The final humiliation is maybe the worst of all. Having failed to ever get a Westminster seat, having had two political parties combust beneath him, having seen his great ambition taken into the hands of someone else, Nigel Farage has at long last given up and become that most dreaded modern creature: a poster. “In effect,” Crick tells us, “[he’s] become a social media junkie…his latest habit and addiction,” obsessed with hits, clicks, and traffic. Recently, he has been reduced to selling his mug on Cameo, a website which allows users to pick from a roster of mediocre celebrities and have them record a personalised message. Late in 2021, some republican genius paid £75 to see poor Nigel holler “Up the Ra!” (the IRA), then released it online. Crick also solemnly tells us that Fortune & Freedom, a new scheme prominently fronted by Farage, is a “free daily investment newsletter,” even though it’s not free and hawks unregulated financial advice to vulnerable pensioners. The only solace is that Farage seems to be keeping GB News afloat single-handedly. But that really would be to damn him with faint praise. 

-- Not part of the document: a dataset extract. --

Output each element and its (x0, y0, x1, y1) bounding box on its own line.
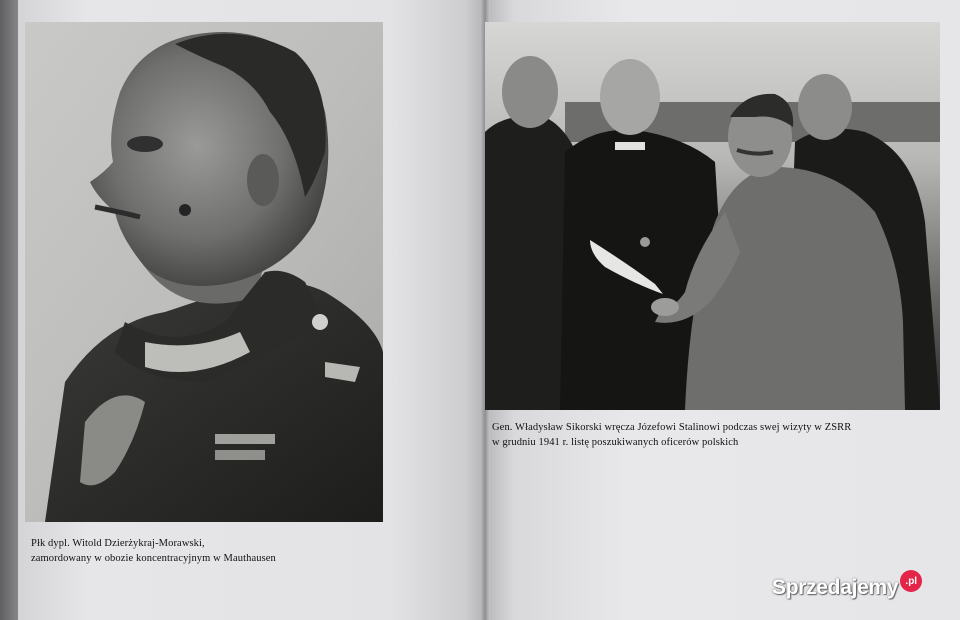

In the weeks before the 2019 election, as the Brexit adventure edged its way to a climax and as Farage was being savagely side-lined by both Boris and his own party members, the intellectual Pankaj Mishra tried to summarise the politics dredged up by him since the 1990s. Brexit, Mishra insisted, was not a cure for the thrombotic turmoil in the heart of the British state and the English identity. Rather, it was further evidence of “the dwindling material basis of an ex-imperialist country that is unable to break, in a globalised world, with its antique assumptions of power and self-sufficiency.” The crisis only served to return a pretence of sovereignty to a people who had lost it long ago. “The will of the few was passed off as the will of the many,” Mishra wrote. 

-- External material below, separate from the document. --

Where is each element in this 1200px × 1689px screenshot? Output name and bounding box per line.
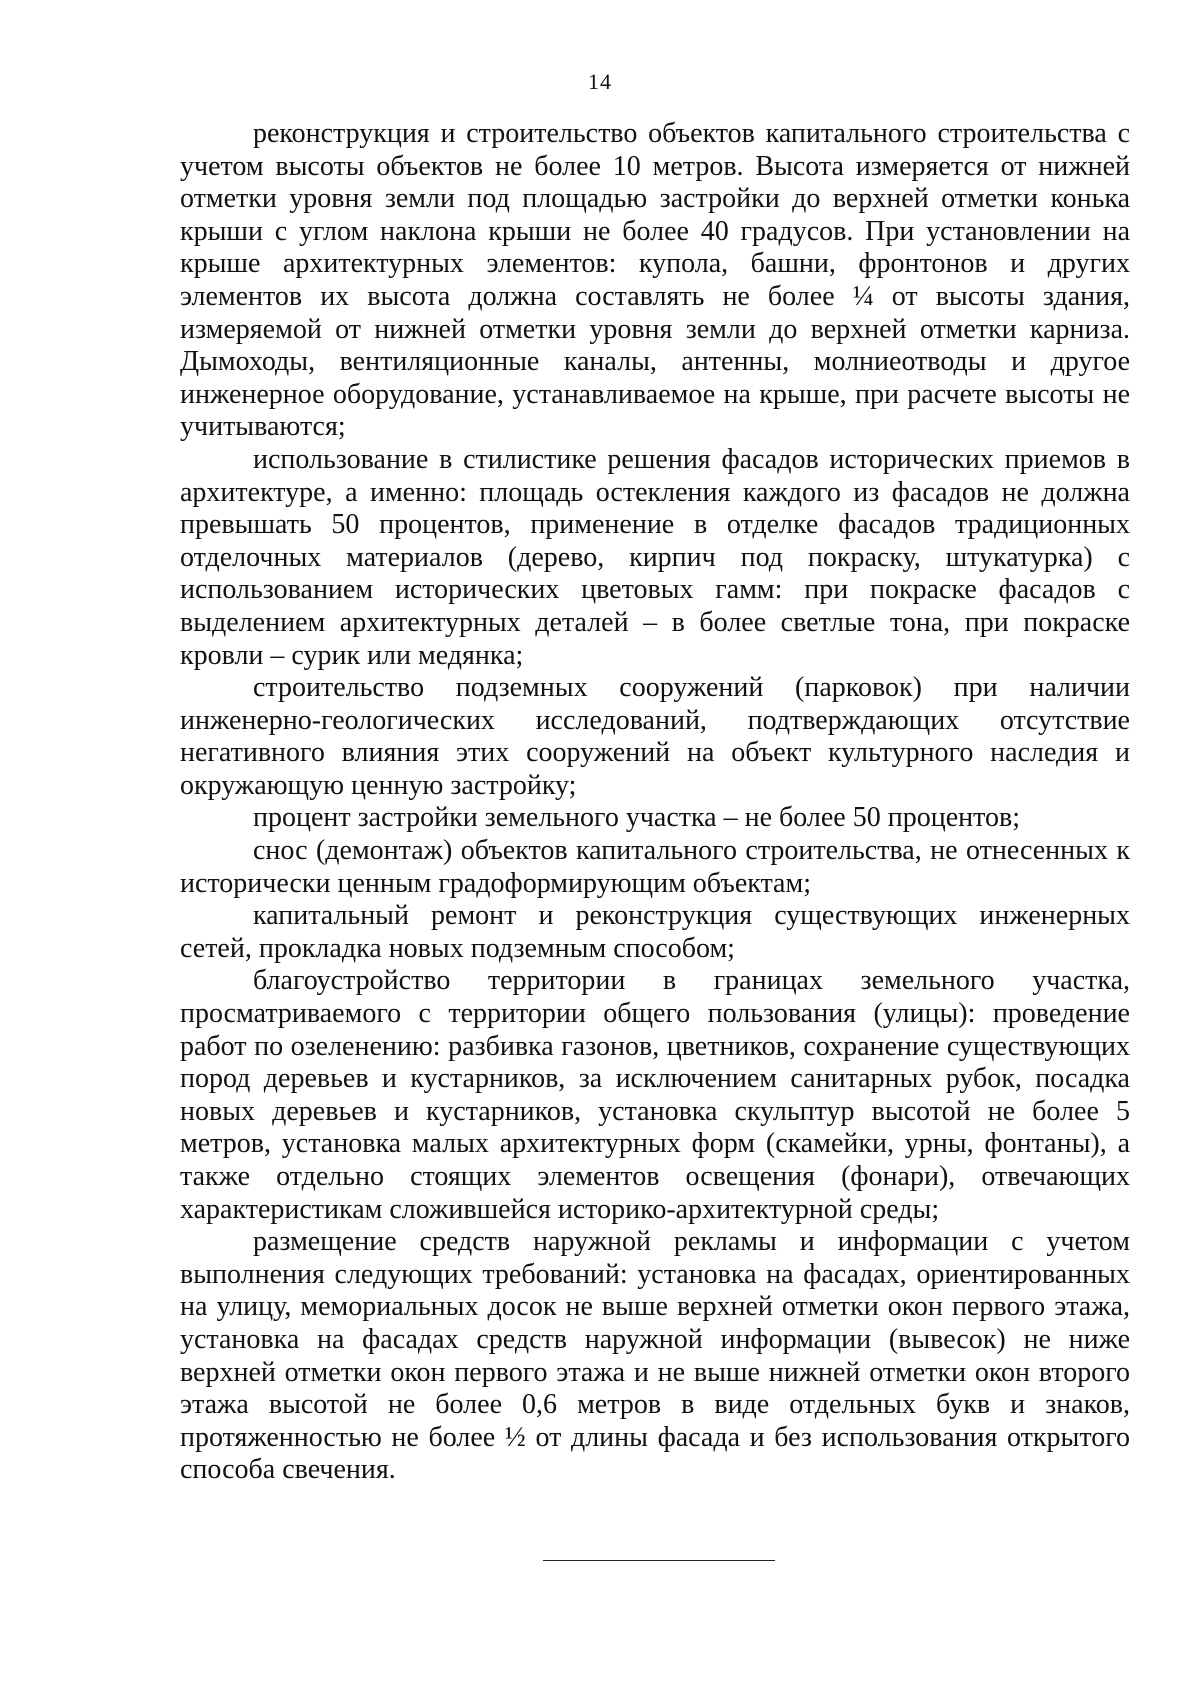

Two years on, the upheaval continues. Brexit has not sated Farage nor his supporters. They remain fired by the deceptive dream once pithily put by Catherine Blaiklock, the original founder of the Brexit Party: “I want my country back. I want seaside donkeys on the beach and little village churches.” But the donkeys never left, they’re just more haggard than they used to be. The churches remain, looking every day a little more ruined. The country is still here, but still labouring under an order which will not lapse until the last ounce of blood has been wrung from its exhausted population. Michael Crick closes his biography with Farage in his shorts, standing alone on the prow of a boat in the Channel, waiting for flotillas of foreigners to appear on the horizon. Inside, he still hears the echoed cheers of that last day of January, and is still yearning for a Britain he is quite sure existed but has never seen and will never know. 


Michael Crick, One Party After Another: The Disruptive Life of Nigel Farage (Simon & Schuster), pp. 608, 21.99£.


James Robins is an award-winning independent journalist and historian based in London.